Cada 17 de febrero celebramos San Antón, patrón de los animales. Ese día es tradición, tanto en Madrid como en muchas otras partes de España, llevar a los animales para que los bendiga el Santo y comprar los famosos panecillos de San Antón. Todos los años miles de personas acuden, solas o junto a sus mascotas, para que las bendigan.
La tradición cuenta que, cuando fallecieron sus padres, San Antón vendió lo que tenía y lo repartió entre los pobres y necesitados. A partir de ese momento, llevó una vida monacal, apartado de lo mundano, el ruido y el consumismo, y se dedicó a la meditación, el sosiego y la penitencia. Su relación con los animales vino porque le apasionaban y se encargaba de cuidar a todo animal que se le acercaba. Si estaba herido no lo dejaba marchar hasta que estaba completamente curado. A través de ellos y de la observación de la naturaleza parece que el santo encontró la sabiduría y el camino hacia el amor.

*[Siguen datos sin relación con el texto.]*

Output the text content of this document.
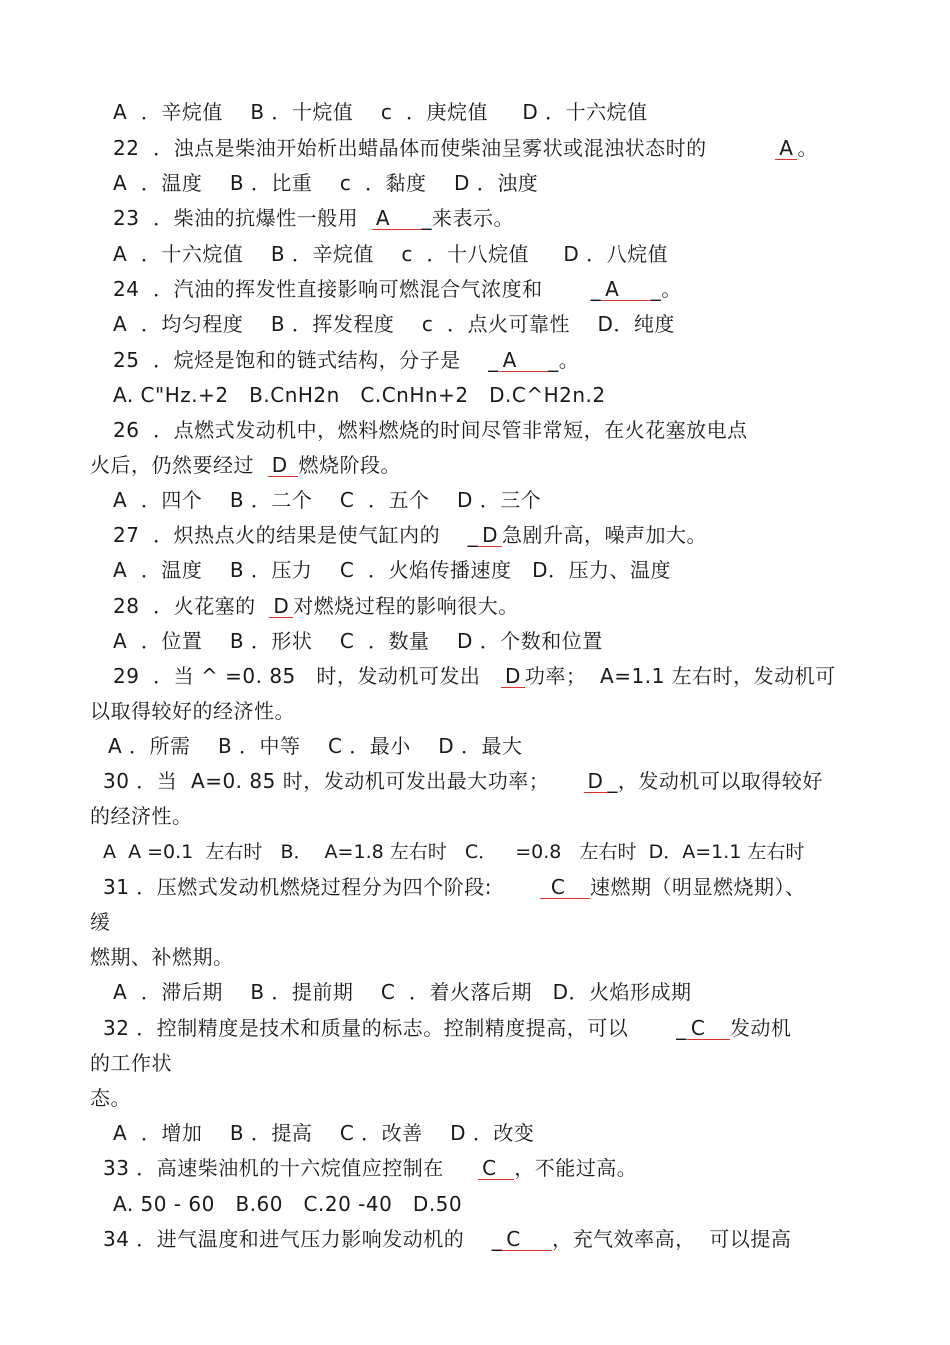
A  ．辛烷值    B ．十烷值    c  ．庚烷值     D ．十六烷值
22  ．浊点是柴油开始析出蜡晶体而使柴油呈雾状或混浊状态时的          A 。
A  ．温度    B ．比重    c  ．黏度    D ．浊度
23  ．柴油的抗爆性一般用  A    _来表示。
A  ．十六烷值    B ．辛烷值    c  ．十八烷值     D ．八烷值
24  ．汽油的挥发性直接影响可燃混合气浓度和       _ A    _。
A  ．均匀程度    B ．挥发程度    c  ．点火可靠性    D．纯度
25  ．烷烃是饱和的链式结构，分子是    _ A    _。
A. C"Hz.+2   B.CnH2n   C.CnHn+2   D.C^H2n.2
26  ．点燃式发动机中，燃料燃烧的时间尽管非常短，在火花塞放电点
火后，仍然要经过  D 燃烧阶段。
A  ．四个    B ．二个    C  ．五个    D ．三个
27  ．炽热点火的结果是使气缸内的    _ D 急剧升高，噪声加大。
A  ．温度    B ．压力    C  ．火焰传播速度   D．压力、温度
28  ．火花塞的  D 对燃烧过程的影响很大。
A  ．位置    B ．形状    C  ．数量    D ．个数和位置
29  ．当 ^ =0. 85   时，发动机可发出   D 功率；  A=1.1 左右时，发动机可
以取得较好的经济性。
A ．所需    B ．中等    C ．最小    D ．最大
30 ．当  A=0. 85 时，发动机可发出最大功率；     D _，发动机可以取得较好
的经济性。
A  A =0.1  左右时   B．  A=1.8 左右时   C．   =0.8   左右时  D．A=1.1 左右时
31 ．压燃式发动机燃烧过程分为四个阶段:        C   速燃期（明显燃烧期）、
缓
燃期、补燃期。
A  ．滞后期    B ．提前期    C  ．着火落后期   D．火焰形成期
32 ．控制精度是技术和质量的标志。控制精度提高，可以       _ C   发动机
的工作状
态。
A  ．增加    B ．提高    C ．改善    D ．改变
33 ．高速柴油机的十六烷值应控制在     C  ，不能过高。
A. 50 - 60   B.60   C.20 -40   D.50
34 ．进气温度和进气压力影响发动机的    _ C    ，充气效率高，  可以提高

La bendición de San Antón es muy popular en España y sobre todo en Madrid, Como mi marido estudió en el colegio de San Antón, situado en la calle Hortaleza, todos los años, siguiendo la tradición ya iniciada por su padre, acude a primera hora a comprar los panecillos. 
Un año en que el día 17 fue sábado acudimos con nuestra perrita. Fue increíble ver la enorme cola que todos los años se forma para comprar los panecillos y bendecir a nuestros pequeños o grandes, y en todos los casos, muy queridos, compañeros.
Los panecillos tienen su origen en los panes que comía San Antón en sus largos períodos de ayuno. El pueblo, los fieles, se los ofrecían al santo para que bendijese a sus animales y expulsara las plagas. A toda mi familia nos encantan porque, aunque aparentemente son un poco toscos y muy secos, tienen un sabor buenísimo. Los que compramos en la iglesia de San Antón llevan estampada la figura del Santo, pero he leído que en otros casos también se suele estampar una cruz.
La tradición nos dice que después de la bendición de los animales debemos guardar al menos un panecillo junto con una moneda durante un año, porque eso nos traerá fortuna. Yo lo hago todos los años. Pongo una moneda en el panecillo, lo envuelvo en un pañuelo y lo meto en un cajón hasta el año siguiente.
Recientemente se ha cedido la iglesia de San Antón en Madrid al padre Ángel, fundador de los Mensajeros de la Paz. En esa iglesia barroca del arquitecto Pedro de Ribera, ha creado un proyecto para personas sin hogar o que necesitan alguna ayuda. La iglesia está abierta las 24 horas del día, para que cualquier persona sin hogar pueda quedarse dentro de ella, recibir apoyo o ser escuchado.
El día que fuimos con nuestra perrita, el padre Ángel iba a dar misa y la calle estaba desbordada. La conjunción Padre Ángel, mascotas y San Ántón es fantástica. Las personas de bien cuya vida es darse a los demás, sean del signo, creencia y cultura que sean, siempre tienen gente que les quiere y dispuesta a seguirles.




Hola hay una errata.
Todo es correcto excepto la fecha, es el 17 de enero.
ENERO.
Muchas gracias por el comentario.
Tienes toda la razón, es el 17 de enero. Ha sido un lapsus.
Aprovechando que es hoy os animamos a acercaros a comprar los panecillos y, si os acompaña vuestra mascota, mucho mejor. Además tendréis la oportunidad de ver la fantástica labor que hace el padre Ángel.
No os olvidéis de guardar un panecillo con una moneda para que la fortuna os acompañe durante el año.